Александр Печёнкин.

Тимофей Леонидович Рагулин: литературный дневник

Письмо поэту.


Красиво о том, что в больших заголовках показано:
Там «Умер ребенок», там « Рухнул опять самолет»,
Опять выступаете Вы, так легко и беспафосно,
Уверенный: хоть "не прокатит", но точно "проймет"…


Но, Дух не тревожа до плоти охочего «bear»,
Славяне его околично назвали «медведь»,
И это смешное двух слов сочетание в слове
Надежной защитой от «страшного» было им впредь.
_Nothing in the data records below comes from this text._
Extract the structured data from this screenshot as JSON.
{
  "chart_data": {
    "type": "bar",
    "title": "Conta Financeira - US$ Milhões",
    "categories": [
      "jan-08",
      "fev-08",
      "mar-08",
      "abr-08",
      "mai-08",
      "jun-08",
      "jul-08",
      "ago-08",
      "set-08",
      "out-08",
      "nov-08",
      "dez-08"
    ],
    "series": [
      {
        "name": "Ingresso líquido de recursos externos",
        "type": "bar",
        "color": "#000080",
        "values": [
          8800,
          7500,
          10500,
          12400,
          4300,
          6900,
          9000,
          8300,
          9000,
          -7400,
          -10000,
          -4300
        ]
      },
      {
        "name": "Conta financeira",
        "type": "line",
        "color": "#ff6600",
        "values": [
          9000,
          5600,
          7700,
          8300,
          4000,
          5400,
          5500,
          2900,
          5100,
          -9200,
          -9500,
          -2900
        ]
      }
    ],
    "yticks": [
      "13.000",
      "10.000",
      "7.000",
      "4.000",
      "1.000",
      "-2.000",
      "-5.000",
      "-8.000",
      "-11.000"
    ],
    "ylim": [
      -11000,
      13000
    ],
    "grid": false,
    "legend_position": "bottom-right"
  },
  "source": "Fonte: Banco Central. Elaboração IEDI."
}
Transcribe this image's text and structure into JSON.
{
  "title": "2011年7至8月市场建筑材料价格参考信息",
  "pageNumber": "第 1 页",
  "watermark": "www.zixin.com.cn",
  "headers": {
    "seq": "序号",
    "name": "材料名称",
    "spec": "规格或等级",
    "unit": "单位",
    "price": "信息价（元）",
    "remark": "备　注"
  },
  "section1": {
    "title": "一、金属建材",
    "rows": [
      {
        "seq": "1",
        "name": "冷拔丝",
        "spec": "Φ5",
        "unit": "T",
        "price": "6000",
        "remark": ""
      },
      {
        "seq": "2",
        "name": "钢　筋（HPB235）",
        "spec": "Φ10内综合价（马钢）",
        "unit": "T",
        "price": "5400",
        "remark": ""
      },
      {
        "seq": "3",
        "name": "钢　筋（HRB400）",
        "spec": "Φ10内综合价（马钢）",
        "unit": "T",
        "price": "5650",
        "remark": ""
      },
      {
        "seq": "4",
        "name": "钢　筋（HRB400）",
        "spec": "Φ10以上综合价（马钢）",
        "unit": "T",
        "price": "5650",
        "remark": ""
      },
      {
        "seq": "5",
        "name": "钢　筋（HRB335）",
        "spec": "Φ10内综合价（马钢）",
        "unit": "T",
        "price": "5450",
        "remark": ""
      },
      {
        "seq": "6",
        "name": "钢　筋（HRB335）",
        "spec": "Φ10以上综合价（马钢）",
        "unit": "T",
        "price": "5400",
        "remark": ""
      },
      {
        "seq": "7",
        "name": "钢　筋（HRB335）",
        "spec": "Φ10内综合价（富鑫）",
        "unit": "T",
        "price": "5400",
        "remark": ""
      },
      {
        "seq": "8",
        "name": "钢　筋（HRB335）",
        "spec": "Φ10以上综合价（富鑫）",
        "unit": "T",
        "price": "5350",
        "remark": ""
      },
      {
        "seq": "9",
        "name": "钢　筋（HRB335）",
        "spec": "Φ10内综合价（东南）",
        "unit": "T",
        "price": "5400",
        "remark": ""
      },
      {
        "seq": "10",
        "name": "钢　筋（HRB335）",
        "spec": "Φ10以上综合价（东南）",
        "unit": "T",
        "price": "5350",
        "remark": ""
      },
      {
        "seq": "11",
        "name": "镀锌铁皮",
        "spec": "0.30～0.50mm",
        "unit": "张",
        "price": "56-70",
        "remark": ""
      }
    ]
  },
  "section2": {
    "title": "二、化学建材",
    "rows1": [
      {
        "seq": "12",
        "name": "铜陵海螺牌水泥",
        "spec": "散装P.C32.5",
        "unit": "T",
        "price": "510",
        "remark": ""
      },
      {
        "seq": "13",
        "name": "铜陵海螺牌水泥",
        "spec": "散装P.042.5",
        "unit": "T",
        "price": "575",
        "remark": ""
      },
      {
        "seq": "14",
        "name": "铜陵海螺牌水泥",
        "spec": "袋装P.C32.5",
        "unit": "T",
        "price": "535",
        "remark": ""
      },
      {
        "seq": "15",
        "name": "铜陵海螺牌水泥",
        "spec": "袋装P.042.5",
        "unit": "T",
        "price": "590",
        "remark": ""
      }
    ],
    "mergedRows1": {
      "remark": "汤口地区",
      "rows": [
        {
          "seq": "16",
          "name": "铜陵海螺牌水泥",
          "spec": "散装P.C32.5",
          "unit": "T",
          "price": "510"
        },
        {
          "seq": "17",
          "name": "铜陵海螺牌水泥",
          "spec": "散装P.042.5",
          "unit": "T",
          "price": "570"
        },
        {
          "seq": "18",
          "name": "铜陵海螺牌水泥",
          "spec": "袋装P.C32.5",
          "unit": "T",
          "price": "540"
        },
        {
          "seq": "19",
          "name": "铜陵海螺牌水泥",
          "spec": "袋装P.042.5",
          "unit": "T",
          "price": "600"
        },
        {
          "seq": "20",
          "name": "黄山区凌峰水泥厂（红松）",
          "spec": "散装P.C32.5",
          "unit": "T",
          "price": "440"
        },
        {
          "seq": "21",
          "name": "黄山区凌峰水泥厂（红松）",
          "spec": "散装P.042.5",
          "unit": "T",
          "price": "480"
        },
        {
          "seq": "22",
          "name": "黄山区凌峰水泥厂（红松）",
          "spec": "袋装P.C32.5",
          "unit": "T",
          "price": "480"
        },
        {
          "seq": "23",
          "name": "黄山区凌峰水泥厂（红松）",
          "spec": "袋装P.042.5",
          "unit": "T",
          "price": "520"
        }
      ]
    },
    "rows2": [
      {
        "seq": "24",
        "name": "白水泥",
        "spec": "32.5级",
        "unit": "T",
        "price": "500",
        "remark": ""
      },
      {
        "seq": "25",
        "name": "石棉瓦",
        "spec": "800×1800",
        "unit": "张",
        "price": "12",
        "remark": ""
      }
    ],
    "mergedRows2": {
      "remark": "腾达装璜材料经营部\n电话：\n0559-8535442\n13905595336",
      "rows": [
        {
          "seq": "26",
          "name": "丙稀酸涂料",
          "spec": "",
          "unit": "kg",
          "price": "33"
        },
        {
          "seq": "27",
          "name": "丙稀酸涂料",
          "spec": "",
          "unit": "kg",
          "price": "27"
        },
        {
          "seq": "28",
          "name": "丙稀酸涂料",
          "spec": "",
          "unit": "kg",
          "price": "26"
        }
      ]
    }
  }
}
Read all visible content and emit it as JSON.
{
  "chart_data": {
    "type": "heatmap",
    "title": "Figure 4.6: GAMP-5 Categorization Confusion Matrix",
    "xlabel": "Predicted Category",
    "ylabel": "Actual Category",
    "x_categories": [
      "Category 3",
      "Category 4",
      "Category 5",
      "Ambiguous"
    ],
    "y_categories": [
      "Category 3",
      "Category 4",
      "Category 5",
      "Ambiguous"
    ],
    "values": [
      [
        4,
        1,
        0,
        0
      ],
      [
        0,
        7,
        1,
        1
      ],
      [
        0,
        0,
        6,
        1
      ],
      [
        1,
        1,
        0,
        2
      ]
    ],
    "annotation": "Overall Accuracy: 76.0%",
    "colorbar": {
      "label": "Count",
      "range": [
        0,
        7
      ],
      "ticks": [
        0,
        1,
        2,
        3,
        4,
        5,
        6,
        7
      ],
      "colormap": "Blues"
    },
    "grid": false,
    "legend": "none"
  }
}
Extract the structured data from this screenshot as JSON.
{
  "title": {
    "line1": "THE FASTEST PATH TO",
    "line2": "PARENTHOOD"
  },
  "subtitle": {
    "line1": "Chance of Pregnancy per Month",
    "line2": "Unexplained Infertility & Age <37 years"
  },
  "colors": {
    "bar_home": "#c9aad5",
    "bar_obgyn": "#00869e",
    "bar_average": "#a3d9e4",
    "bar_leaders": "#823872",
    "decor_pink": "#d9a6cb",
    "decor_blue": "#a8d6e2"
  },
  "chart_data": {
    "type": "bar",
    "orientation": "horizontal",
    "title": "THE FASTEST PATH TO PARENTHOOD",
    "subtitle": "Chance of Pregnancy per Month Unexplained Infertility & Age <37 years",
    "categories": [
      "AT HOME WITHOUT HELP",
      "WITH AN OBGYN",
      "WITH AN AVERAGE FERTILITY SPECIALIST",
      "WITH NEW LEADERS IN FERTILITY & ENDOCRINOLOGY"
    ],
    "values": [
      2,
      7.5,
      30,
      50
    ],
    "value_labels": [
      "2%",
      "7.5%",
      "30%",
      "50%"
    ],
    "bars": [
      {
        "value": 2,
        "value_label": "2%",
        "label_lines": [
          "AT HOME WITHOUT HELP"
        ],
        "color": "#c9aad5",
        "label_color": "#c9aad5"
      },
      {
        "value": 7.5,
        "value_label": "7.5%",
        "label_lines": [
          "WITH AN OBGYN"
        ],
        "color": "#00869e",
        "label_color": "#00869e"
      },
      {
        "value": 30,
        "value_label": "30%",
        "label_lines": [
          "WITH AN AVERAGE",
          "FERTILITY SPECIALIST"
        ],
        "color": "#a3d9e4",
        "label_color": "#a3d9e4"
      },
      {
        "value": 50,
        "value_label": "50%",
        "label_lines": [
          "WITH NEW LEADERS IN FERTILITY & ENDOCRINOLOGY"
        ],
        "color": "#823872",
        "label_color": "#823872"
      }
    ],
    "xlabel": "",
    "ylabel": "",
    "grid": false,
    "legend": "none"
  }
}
А если о «страшном», попробуйте - хватит отваги?
Но только не хуже, чем сделал японец Басё:
«Нет дырок от пальчиков в тонкой оконной бумаге,
А холодно в доме супружеской пары…» И всё.!


Но чей-то от нас далеко умирает ребенок,
И в вешнем лесу где-то снова упал самолет…
Хоть голос кликуш над толпою пронзительно звонок,
Спешить ли поэту на тот «журналистский развод»?


Зачем же спешите за грилем дымящихся фактов,
Пронзенных шампурами острой газетной строки,
Не в силах помочь?... Ну имейте же чуточку такта,
Перо отпустив из привычно зудящей руки.


Пишите про Бостон, про синий туман над Гудзоном,
Про Ваш Голливуд и - по черному золотом – джаз,
А можете, даже, опять про интимные зоны…


Томить Вас не буду.
Слегка уважающий Вас.



Бредет старушка по Арбату.


Бредет старушка по Арбату
В мерцанье круглых фонарей,
И в допотопности горбатой
Былая стать проходит с ней,
Теперь уж только ей известной,
Когда-то «пушкинской тропой»
К подъезду коммуналкой той
В уют ее квартирки тесной.
И, сквозь бетонный монолит
Теперь сложивших понятий,
На языке забавных «ятей»
Как-будто кто-то говорит.


Бульварная тема.


Бульварная тема, как женщина в белом
В загадочном сумраке старых аллей;
Себя ощущая юнцом неумелым,
Как- будто впервые я встретился с ней


И слабо кивнул, почему-то смущенный,
И взглядом озвучил нескромный вопрос,
В ответном прочтя интерес разделенный,
И пряный почувствовав запах волос.


А дальше, за Гоголем в позе картинной,
Я вышел на морды плывущих коней,
И мысли сплетались чуднОй паутиной,
Как ветки сирени вокруг фонарей.



В августе.

Луной припорошены влажные слеги забора,
На кровлю часовни бочком опирается ковш,
И крест серебрится на струнке полярного створа,
И тихо ползет по «Медведице» спутника вошь…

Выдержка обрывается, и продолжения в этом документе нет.